When was the last time you really listened to someone? Empathy is good, but it doesn’t teach us how to be a good listener. Here’s are some tips.
When was the last time you really listened to someone? A friend calls and you can hear that her voice is about to break into a sob. Our immediate reaction is to tell her it’ll be okay. We might even share an anecdote of a similar situation that’s happened to us.
Notice that we haven’t stopped talking? Our intentions are good. We want to take away the pain. We hate seeing someone we care about feeling bad. Empathy is good, but it doesn’t teach us how to be a good listener.
Telling your friend that you can relate moves the focus from your friend to you. Being a good listener is being quiet, so your friend can share her feelings.
This can be hard because we want to fix the situation. Realizing that it might be impossible to right the wrongs done to your friend is the first step of how to be a good listener. We might also focus on what we can say to make our friend feel better. When doing this, we’re not listening.
Silence really is golden when listening to a friend. Let her cry; let her express her anger. The trick is not to be afraid of the tears and not to be scared of silence. Many of us, especially when we’re spending time with our partners or out with a good friend, are terrified of the quiet gaps in our conversations.
We have to understand that silence is another way to communicate. When someone is angry or upset, they need that quiet to think things out. Yes, you may feel uncomfortable. To overcome it, listen. Actually listening to your friend in need or listening to the person who is yelling takes courage. It also allows the person to express herself.
Even if that person is saying mean things, just listen. Try your best to focus on the words between the sobs and the words when someone is on a rant. When the person stops talking, then you can ask questions. Maybe your friend said she’s angry at her partner, Tom, because he’s mean. Ask your friend: “why do you think that Tom’s mean?”

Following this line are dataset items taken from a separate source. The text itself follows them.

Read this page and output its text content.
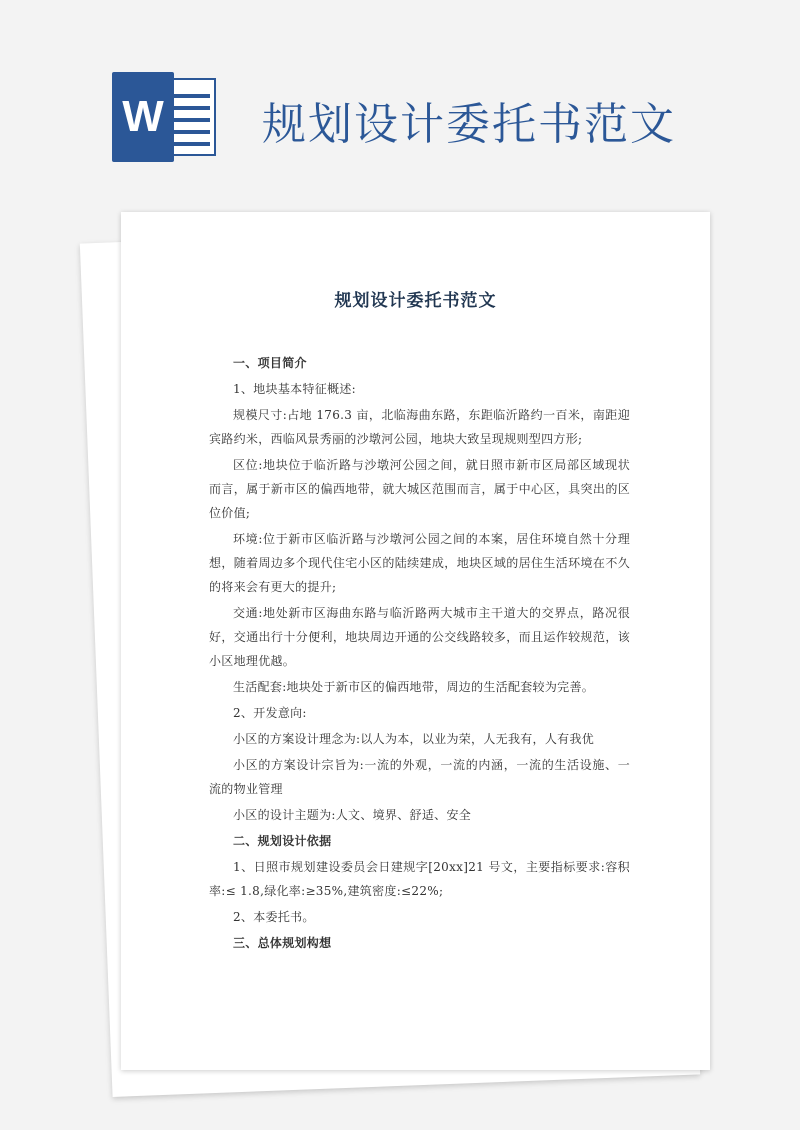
W 规划设计委托书范文
规划设计委托书范文

一、项目简介

1、地块基本特征概述:

规模尺寸:占地 176.3 亩，北临海曲东路，东距临沂路约一百米，南距迎宾路约米，西临风景秀丽的沙墩河公园，地块大致呈现规则型四方形;

区位:地块位于临沂路与沙墩河公园之间，就日照市新市区局部区域现状而言，属于新市区的偏西地带，就大城区范围而言，属于中心区，具突出的区位价值;

环境:位于新市区临沂路与沙墩河公园之间的本案，居住环境自然十分理想，随着周边多个现代住宅小区的陆续建成，地块区域的居住生活环境在不久的将来会有更大的提升;

交通:地处新市区海曲东路与临沂路两大城市主干道大的交界点，路况很好，交通出行十分便利，地块周边开通的公交线路较多，而且运作较规范，该小区地理优越。

生活配套:地块处于新市区的偏西地带，周边的生活配套较为完善。

2、开发意向:

小区的方案设计理念为:以人为本，以业为荣，人无我有，人有我优

小区的方案设计宗旨为:一流的外观，一流的内涵，一流的生活设施、一流的物业管理

小区的设计主题为:人文、境界、舒适、安全

二、规划设计依据

1、日照市规划建设委员会日建规字[20xx]21 号文，主要指标要求:容积率:≤ 1.8,绿化率:≥35%,建筑密度:≤22%;

2、本委托书。

三、总体规划构想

This shows you were listening. It also gives your friend a chance to think about the situation, which often is followed by silence. In that time your friend is thinking; don’t bombard her with questions. Be quiet and allow her to think things through.
When a child comes to us with a problem, our first instinct is to fix the situation. We might start out listening and then interject with a “but it’s not really that bad.” To your child, it may feel overwhelming.
If your child’s upset, listen. You may want to revisit the problem when it’s not so raw for your child and he’s calm. You can ask him a few questions and be quiet when he answers. When your child feels listened to, he’ll open up.
That goes for friends, too. When we listen, others share. They may be able to figure out a solution, and that’s where it gets tricky. We all want to solve problems. However, sometimes there are no solutions. In the case of a death or breakup, time to grieve may be the only answer.
That’s where you come in. You can listen, be silent, and understand that some problems don’t have solutions. It’s a hard lesson to learn, but one that can be accomplished with practice.